There was a dark patch in the brilliantly lit room behind the closet door. The man swiveled into it, drilled his chin into his collarbone and crossed his arms tight over his chest.  After a while, he turned into the light again and squinted at the old woman’s back. 

“There’s nothing on Channel 3.”

“What’s today?”

“Wednesday. The 15th.”

“So it must have been Friday.”

“What must have been Friday?”

“The day she died. Friday night. Late.”

“They aren’t sure. Sometime Friday night. Yes. Why?”

“Where were you?”

“Asleep.”

“Hmpf.”

“What’s ‘hmpf’?”

“You’ve been asleep since the minute you two got together.”

“Shit. Do we have to?”

“I don’t sleep anymore. That’s why I see and you don’t.”

“That’s funny. I thought you were half blind.”

“Half’s better than whole. I can still watch Channel 3.”

“There’s nothing on Channel 3. It’s nothing but static.”

“Hmph!”

The man swept the remote off the bed where he’d dropped it and pressed the power button. The screen clinked to black. He tossed the remote back onto the bed.

“Stop hmph-ing me and come away from that window before you burn your retinas out.”

He took the handles of her wheelchair and spun her around. Roughly, he propped her up in the seat from which she had nearly slipped off.

“Don’t let’s do this again, OK? Let’s just have a nice visit.”

The old woman patted her hair down and struggled to adjust her shawl. The man moved instinctively to help her, then caught himself.

“How did you know she died on Friday night? I didn’t tell you that.”

“You sleep. I watch.”

“What’s that mean?”

“I watch Channel 3.”

“Channel 3?”

“Channel 3.”

“There’s nothing on Channel 3. It’s all static.
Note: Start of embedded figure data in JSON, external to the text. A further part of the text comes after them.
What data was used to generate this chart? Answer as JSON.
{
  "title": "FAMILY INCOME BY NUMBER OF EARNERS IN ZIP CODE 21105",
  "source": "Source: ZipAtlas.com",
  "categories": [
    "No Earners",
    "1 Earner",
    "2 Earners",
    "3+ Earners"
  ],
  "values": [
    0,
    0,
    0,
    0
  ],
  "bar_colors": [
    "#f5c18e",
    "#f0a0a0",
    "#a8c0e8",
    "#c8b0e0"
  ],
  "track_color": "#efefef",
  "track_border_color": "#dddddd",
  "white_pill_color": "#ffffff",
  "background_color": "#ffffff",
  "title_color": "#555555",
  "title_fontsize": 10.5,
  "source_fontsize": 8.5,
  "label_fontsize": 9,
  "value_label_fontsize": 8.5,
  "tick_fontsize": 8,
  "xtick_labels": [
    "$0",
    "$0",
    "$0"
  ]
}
No wonder you’re half blind. What’s the matter with the people in this place? Doesn’t anybody ever check on you? How can they let you sit here watching static?”
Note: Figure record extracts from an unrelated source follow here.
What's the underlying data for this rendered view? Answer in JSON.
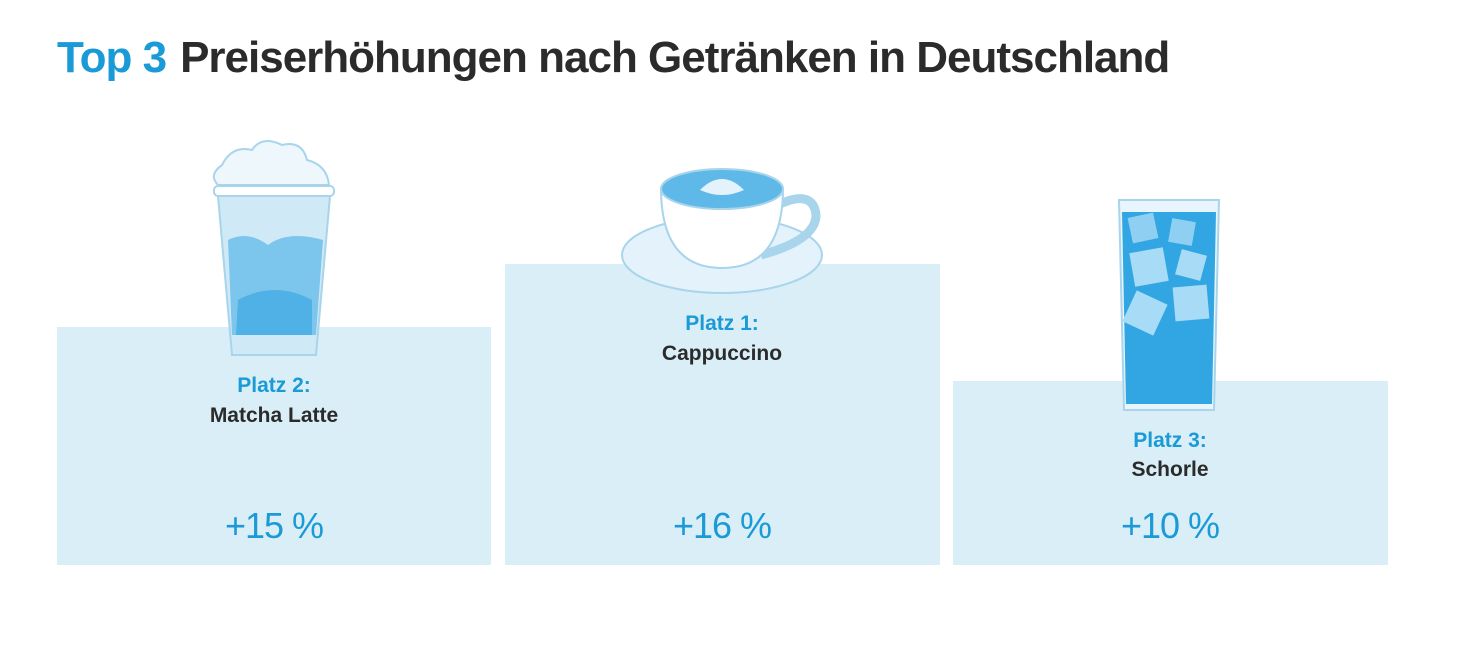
{
  "header": {
    "highlight": "Top 3",
    "title": "Preiserhöhungen nach Getränken in Deutschland"
  },
  "podium": [
    {
      "place": "Platz 2:",
      "name": "Matcha Latte",
      "change": "+15 %"
    },
    {
      "place": "Platz 1:",
      "name": "Cappuccino",
      "change": "+16 %"
    },
    {
      "place": "Platz 3:",
      "name": "Schorle",
      "change": "+10 %"
    }
  ]
}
“They’re sleepers, just like you. Sleepers see static.”

“Look, asleep or awake, it’s a channel with nothing on it. There’s nothing on it, do you understand? There’s nothing to see on Channel 3!”

Out of the corner of his eye, he saw the old woman’s head swivel on her rickety neck and fix him with a mischievous smile.

“How’d I know then?”

“You guessed.”

“I watched the whole thing. I saw the room, that room you stuffed her into up there in the attic. I saw her asleep on that Army cot you call a bed. I saw that ratty old rocking chair you used to force me to sit in. I saw the wallpaper peeling off the walls. I even saw the mouse you said didn’t exist, it was only me hearing things. But I saw it. I saw it all.”

In the middle of the bed there was a depression like a sunken cheek where her body had slept all these months. The sun’s rays collected there in a hot white puddle of light that made the man squint. He sat back down on the edge of the bed, disturbing the puddle and spilling the light.

 “It’s just static, don’t you understand? You’re not seeing anything on that stupid tube. It’s all in your head. Why do you think we decided to put you in this place? We had to! Because of just this kind of thing. You’ll do anything to come between us, me and Carol. Anything.”

“I saw something else, too.”

The man rubbed his eyes. When he took his hands away, his fingers were wet with tears.

“You didn’t see anything. You just imagined it.”

“I saw her come into the room.”

The man closed his eyes and buried his face in his palms.

“She tiptoed up to the bed and stood there, just looking, for a long, long time.”

The man began to rock back and forth slowly.

“Then she bent down and took the pillow from under the head.”

The man pushed himself upright with an effort. His face was wet.

“Stop!”

“Lucky I got out of there while I still had the chance.”

Unable to hold himself erect any longer, the man slumped down on the bed, exhausted. The sun had risen above the frame of the window, slicing him in two across the middle of his chest. 

“Come home with me, Mom.”

The old woman rolled her wheelchair up to the bed and stretched out her ancient hand. For a moment, the man thought she was reaching for his left hand, collapsed palm upward on the bedspread beside him, soaked in tears and light. Instead, she hooked the remote in her claw-like fingers and scraped it off the bed into her lap. 

“I like it here. I feel safe here.”

She pressed the power button. The set clinked on. Channel 3. Static.